Examining the Strength of the Top 25 Hotel Markets

As the U.S. hotel industry continues its RevPAR growth cycle, some signs of a growth slowdown are apparent. The increase in new Hotel rooms in the United States is rapidly matching with the growth in U.S. rooms demand, leading to occupancy declines. But not all supply growth and performance is created equal. There is a distinct difference between some of the largest U.S. markets—which we dubbed Top 25 markets—and the other 164 markets that STR tracks.

Through October 2016, the supply growth for the larger markets was 2 percent, well above the national average of 1.5 percent and above the all other market average of 1.3 percent. The reasons are varied, but for one, the larger markets have recorded much higher occupancies: 75 percent versus the sub-65 percent performance of the other markets (63.7 percent to be exact). No wonder that developers go where demand and utilization are higher.

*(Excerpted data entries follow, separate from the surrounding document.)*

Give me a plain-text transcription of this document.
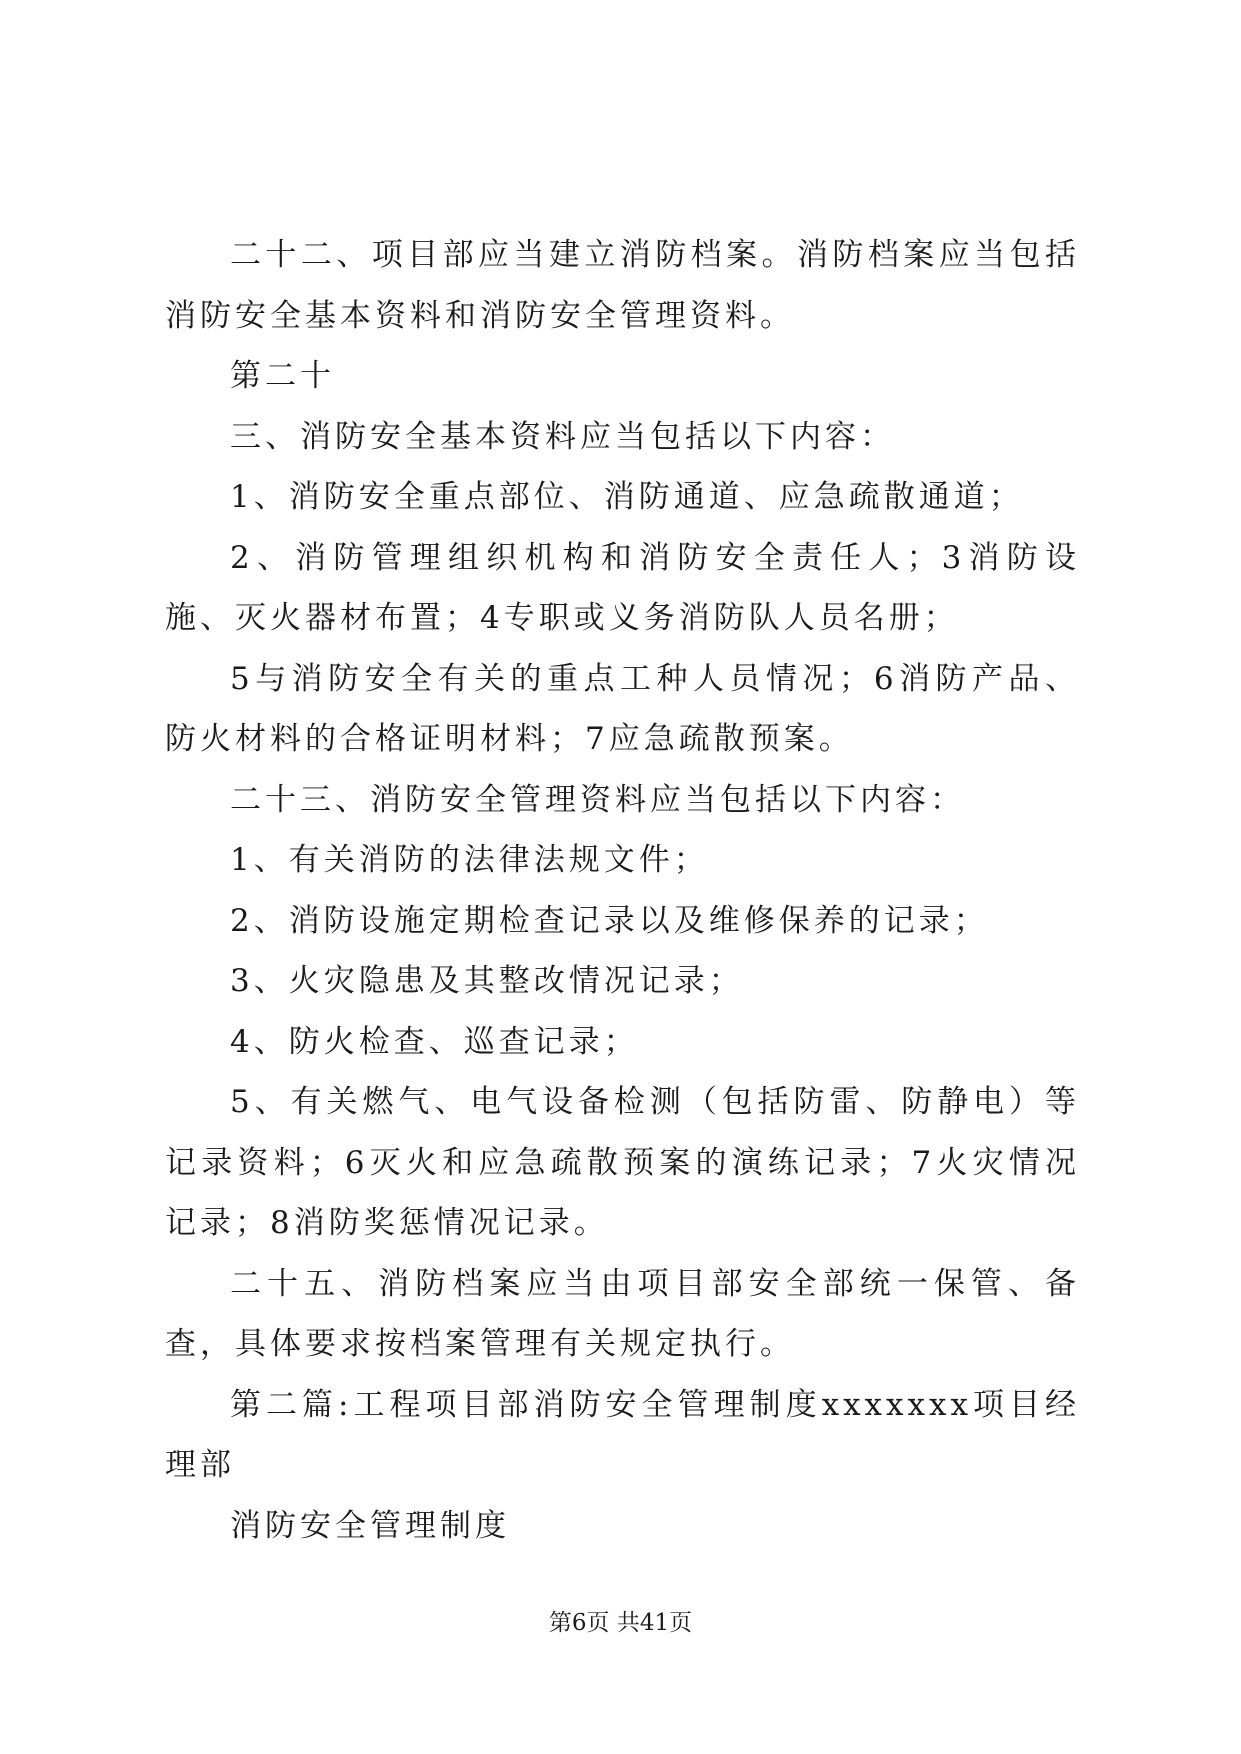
二十二、项目部应当建立消防档案。消防档案应当包括消防安全基本资料和消防安全管理资料。

第二十

三、消防安全基本资料应当包括以下内容：

1、消防安全重点部位、消防通道、应急疏散通道；

2、消防管理组织机构和消防安全责任人；3消防设施、灭火器材布置；4专职或义务消防队人员名册；

5与消防安全有关的重点工种人员情况；6消防产品、防火材料的合格证明材料；7应急疏散预案。

二十三、消防安全管理资料应当包括以下内容：

1、有关消防的法律法规文件；

2、消防设施定期检查记录以及维修保养的记录；

3、火灾隐患及其整改情况记录；

4、防火检查、巡查记录；

5、有关燃气、电气设备检测（包括防雷、防静电）等记录资料；6灭火和应急疏散预案的演练记录；7火灾情况记录；8消防奖惩情况记录。

二十五、消防档案应当由项目部安全部统一保管、备查，具体要求按档案管理有关规定执行。

第二篇:工程项目部消防安全管理制度xxxxxxx项目经理部

消防安全管理制度

第6页 共41页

Despite selling three out of four rooms every night, a hotel in the large markets have not been able to increase their ADRs as strongly as elsewhere. The year-to-date ADR change of 2.6 percent is not insubstantial, but is not as strong as the 3.3 percent for the other markets. It is a bit odd that despite running a very full hotel, hoteliers don’t seem to be comfortable increasing rates. Maybe the high level of ADR ($151.94) is hard to push? The ADR increases so far this year are well above the level of inflation, so the profit for properties should increase.